Given l=30 in. , w=20 in. , h=18 in. , and x=36.1 in. , find the length of d . Round the answer to the nearest tenth what is the answer?
To find the length of d, we can use the Pythagorean theorem.
In a right-angled triangle, d would be the hypotenuse. We can find the length of d by using the formula:
d = √(l^2 + w^2 + h^2)
Plugging in the given values:
d = √(30^2 + 20^2 + 18^2)
= √(900 + 400 + 324)
= √1624
Using a calculator, we can find the square root of 1624 ≈ 40.3
Rounding to the nearest tenth, d is approximately 40.3 inches.
To find the length of d, we need to use the given parameters and the formula for the length of a diagonal of a rectangular prism.
The formula is:
d = √(l² + w² + h²)
where d is the length of the diagonal, l is the length, w is the width, and h is the height.
We are given:
l = 30 in.
w = 20 in.
h = 18 in.
Using these values in the formula, we can find the length of d:
d = √(30² + 20² + 18²)
d = √(900 + 400 + 324)
d = √(1624)
d ≈ 40.3
Therefore, the length of d, rounded to the nearest tenth, is approximately 40.3 inches.
To find the length of d, we can use the Pythagorean Theorem.

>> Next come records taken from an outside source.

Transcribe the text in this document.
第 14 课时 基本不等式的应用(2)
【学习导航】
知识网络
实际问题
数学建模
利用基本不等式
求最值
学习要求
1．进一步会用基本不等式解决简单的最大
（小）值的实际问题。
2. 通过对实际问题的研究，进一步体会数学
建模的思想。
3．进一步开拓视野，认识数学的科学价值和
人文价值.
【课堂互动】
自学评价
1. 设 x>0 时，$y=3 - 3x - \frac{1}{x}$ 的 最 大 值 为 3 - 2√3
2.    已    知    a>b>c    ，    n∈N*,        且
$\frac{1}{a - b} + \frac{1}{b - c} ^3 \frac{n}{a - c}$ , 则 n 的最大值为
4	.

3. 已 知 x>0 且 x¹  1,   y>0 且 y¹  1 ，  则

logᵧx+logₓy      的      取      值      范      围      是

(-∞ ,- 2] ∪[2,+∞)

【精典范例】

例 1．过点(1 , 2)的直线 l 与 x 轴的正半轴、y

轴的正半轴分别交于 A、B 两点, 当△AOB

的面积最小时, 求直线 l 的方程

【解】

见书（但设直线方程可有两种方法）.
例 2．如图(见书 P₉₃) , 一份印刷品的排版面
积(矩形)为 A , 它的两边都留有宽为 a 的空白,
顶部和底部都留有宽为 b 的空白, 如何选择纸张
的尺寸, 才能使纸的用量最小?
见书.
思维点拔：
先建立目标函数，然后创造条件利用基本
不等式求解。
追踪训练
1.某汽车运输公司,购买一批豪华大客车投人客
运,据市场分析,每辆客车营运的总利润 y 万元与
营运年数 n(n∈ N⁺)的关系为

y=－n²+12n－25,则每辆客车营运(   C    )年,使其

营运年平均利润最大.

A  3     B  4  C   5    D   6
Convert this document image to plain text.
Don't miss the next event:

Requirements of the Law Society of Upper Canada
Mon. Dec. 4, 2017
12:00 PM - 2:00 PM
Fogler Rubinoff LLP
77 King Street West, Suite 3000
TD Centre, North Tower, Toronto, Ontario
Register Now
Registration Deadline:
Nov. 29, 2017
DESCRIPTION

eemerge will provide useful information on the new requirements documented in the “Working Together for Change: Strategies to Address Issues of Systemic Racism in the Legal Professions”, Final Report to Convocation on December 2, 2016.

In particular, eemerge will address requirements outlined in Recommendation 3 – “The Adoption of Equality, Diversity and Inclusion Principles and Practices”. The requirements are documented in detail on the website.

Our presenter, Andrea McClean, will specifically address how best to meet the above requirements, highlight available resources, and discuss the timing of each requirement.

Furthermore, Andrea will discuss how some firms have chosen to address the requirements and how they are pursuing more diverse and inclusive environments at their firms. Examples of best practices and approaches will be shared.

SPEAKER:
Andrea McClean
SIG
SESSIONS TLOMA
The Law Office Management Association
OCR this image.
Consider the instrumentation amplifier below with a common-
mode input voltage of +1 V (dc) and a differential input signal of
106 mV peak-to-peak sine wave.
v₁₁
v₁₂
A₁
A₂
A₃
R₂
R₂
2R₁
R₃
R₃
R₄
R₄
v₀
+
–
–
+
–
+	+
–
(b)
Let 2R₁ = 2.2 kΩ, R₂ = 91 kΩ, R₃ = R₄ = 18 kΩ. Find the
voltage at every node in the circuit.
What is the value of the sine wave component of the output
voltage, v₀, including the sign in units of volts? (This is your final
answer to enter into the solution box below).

The Pythagorean Theorem states that in a right-angled triangle, the square of the hypotenuse (the side opposite the right angle) is equal to the sum of the squares of the other two sides.
In this case, the sides of the triangle are l, w, and d. We can use the Pythagorean Theorem to solve for d.
Using the given values:
l = 30 in.
w = 20 in.
h = 18 in.
We can set up the equation as follows:
h^2 + (l+w)^2 = d^2
Substituting the values:
18^2 + (30+20)^2 = d^2
Simplifying:
324 + 50^2 = d^2
324 + 2500 = d^2
2824 = d^2
Taking the square root of both sides:
d = √2824
Rounding to the nearest tenth:
d ≈ 53.1 in.
Therefore, the length of d is approximately 53.1 inches.